В зеркало на себя поглядела: Настя как Настя. Никаких признаков дурости не видно, но ведь коли одурел, так, наверное, и не углядишь ничего.
В дверь тихонько стукнули.
— Да! Конечно! Входите!
Вошла бабушка Малинкина. Махонькая, в белом платке, в паневе, расшитой кубиками, которые складывались в цветы кипрея. Бабушка была румяная, с черной косой из-под платка.
— Как спалось, девушка?
— Ни одного сна не видала.
— Умаялась вчера, да и сегодня бледна что-то. Пошли-ка, яблочком утренним угощу.
— Спасибо вам за добрый прием! — Настя Никитична кинулась открывать другой чемодан.
— Все книги, книги! — заохала бабушка Малинкина.
— Да ведь чтоб других учить, самой нужно знать в сто раз больше.
— Это все так! — согласилась бабушка Малинкина.
Но во втором чемодане лежали не только книги. Здесь были плащ, лучшее платье и павлово-посадский набивной платок с кистями и с цветами по всему полю.
— Ба-а-тюшки! — всплеснула руками бабушка Малинкина. — Красота неземная.

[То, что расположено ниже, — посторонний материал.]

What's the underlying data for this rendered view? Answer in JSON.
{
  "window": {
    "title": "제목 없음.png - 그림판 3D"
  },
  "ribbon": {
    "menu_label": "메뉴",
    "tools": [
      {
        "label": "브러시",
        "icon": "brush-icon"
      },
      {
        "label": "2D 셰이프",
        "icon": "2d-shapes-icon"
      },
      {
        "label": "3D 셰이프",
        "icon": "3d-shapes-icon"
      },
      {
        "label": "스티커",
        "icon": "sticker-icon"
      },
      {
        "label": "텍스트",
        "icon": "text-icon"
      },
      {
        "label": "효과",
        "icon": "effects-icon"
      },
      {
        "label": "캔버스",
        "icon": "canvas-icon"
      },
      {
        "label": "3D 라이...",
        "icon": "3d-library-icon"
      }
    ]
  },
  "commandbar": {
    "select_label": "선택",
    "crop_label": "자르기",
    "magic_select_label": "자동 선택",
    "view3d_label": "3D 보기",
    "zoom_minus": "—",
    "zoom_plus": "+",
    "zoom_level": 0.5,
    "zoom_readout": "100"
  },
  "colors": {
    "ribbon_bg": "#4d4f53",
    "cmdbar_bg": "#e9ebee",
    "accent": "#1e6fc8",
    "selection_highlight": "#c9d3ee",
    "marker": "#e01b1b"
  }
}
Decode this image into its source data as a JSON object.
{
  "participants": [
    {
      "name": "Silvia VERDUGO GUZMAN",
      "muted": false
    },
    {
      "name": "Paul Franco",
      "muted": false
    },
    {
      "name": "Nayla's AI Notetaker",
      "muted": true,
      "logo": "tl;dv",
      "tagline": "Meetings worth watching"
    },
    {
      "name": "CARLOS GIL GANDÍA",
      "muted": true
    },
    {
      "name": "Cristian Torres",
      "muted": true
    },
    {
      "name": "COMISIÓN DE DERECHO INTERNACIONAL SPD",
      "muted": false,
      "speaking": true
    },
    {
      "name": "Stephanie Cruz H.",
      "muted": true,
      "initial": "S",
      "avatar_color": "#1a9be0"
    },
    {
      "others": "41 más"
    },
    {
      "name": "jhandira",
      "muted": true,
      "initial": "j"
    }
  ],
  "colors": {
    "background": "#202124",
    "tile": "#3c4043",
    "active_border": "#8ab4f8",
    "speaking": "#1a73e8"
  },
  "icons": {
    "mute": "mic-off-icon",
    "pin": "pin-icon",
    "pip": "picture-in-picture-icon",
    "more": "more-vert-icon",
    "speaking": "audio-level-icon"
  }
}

Настя Никитична быстро подошла к своей хозяйке и накинула ей на плечи свой платок.
— Это вам подарок!
— Как же так-то? — изумилась бабушка Малинкина. — Чужой бабке — и на тебе! Нет, девушка! У тебя самой один.
— Но это подарок! И вам к лицу. Поглядитесь! — Настя Никитична взяла упирающуюся бабушку за руки, потянула к зеркалу.
— Годков бы сорок долой! — тряхнула бабушка вспрыгнувшей на лоб кудряшкой. — Ну ладно. Подарки любят отдарки.
— Что вы! Что вы! — Тут Настя Никитична спохватилась: — Простите, но мне имени вашего вчера не сказали.
— Зови баба Дуня.
— Баба Дуня, вы уж меня не обижайте.
— Кто ж тебя обидеть решится? Такую девушку обидеть — вовсе без сердца надо быть. Пошли-ка, душа хороша, за яблочком нашим.
Вышли в огород. Возле баньки, которую с первого раза Настя Никитична и не приметила, росла робкая, так и не ставшая деревом яблоня, а возле нее еще два куста, и оба терновые.
— Поздно вчера ты прибыла да усталая. Может, сейчас с дороги попаришься?
— А хорошо ли с утра? — обрадовалась Настя Никитична: вместе с усталостью, глядишь, и весь бред отскочит.
— Отчего же нехорошо? Чайку попьешь и гуляй. Вечером-то не до бани будет. Гости обещали пожаловать.
Бабушка Малинкина отворила дверь в баню, в печи лежали березовые дрова, баня не топлена.
— Дело недолгое — печь истопить! — Бабушка набрала с яблони горсть скрюченных, пожухлых листьев. — Огневка завелась на моей ненаглядушке. Сейчас мы два хороша и устроим: печку истопим и яблоньку от заразы спасем! Ну-ка, огневка, гори огнем жарким!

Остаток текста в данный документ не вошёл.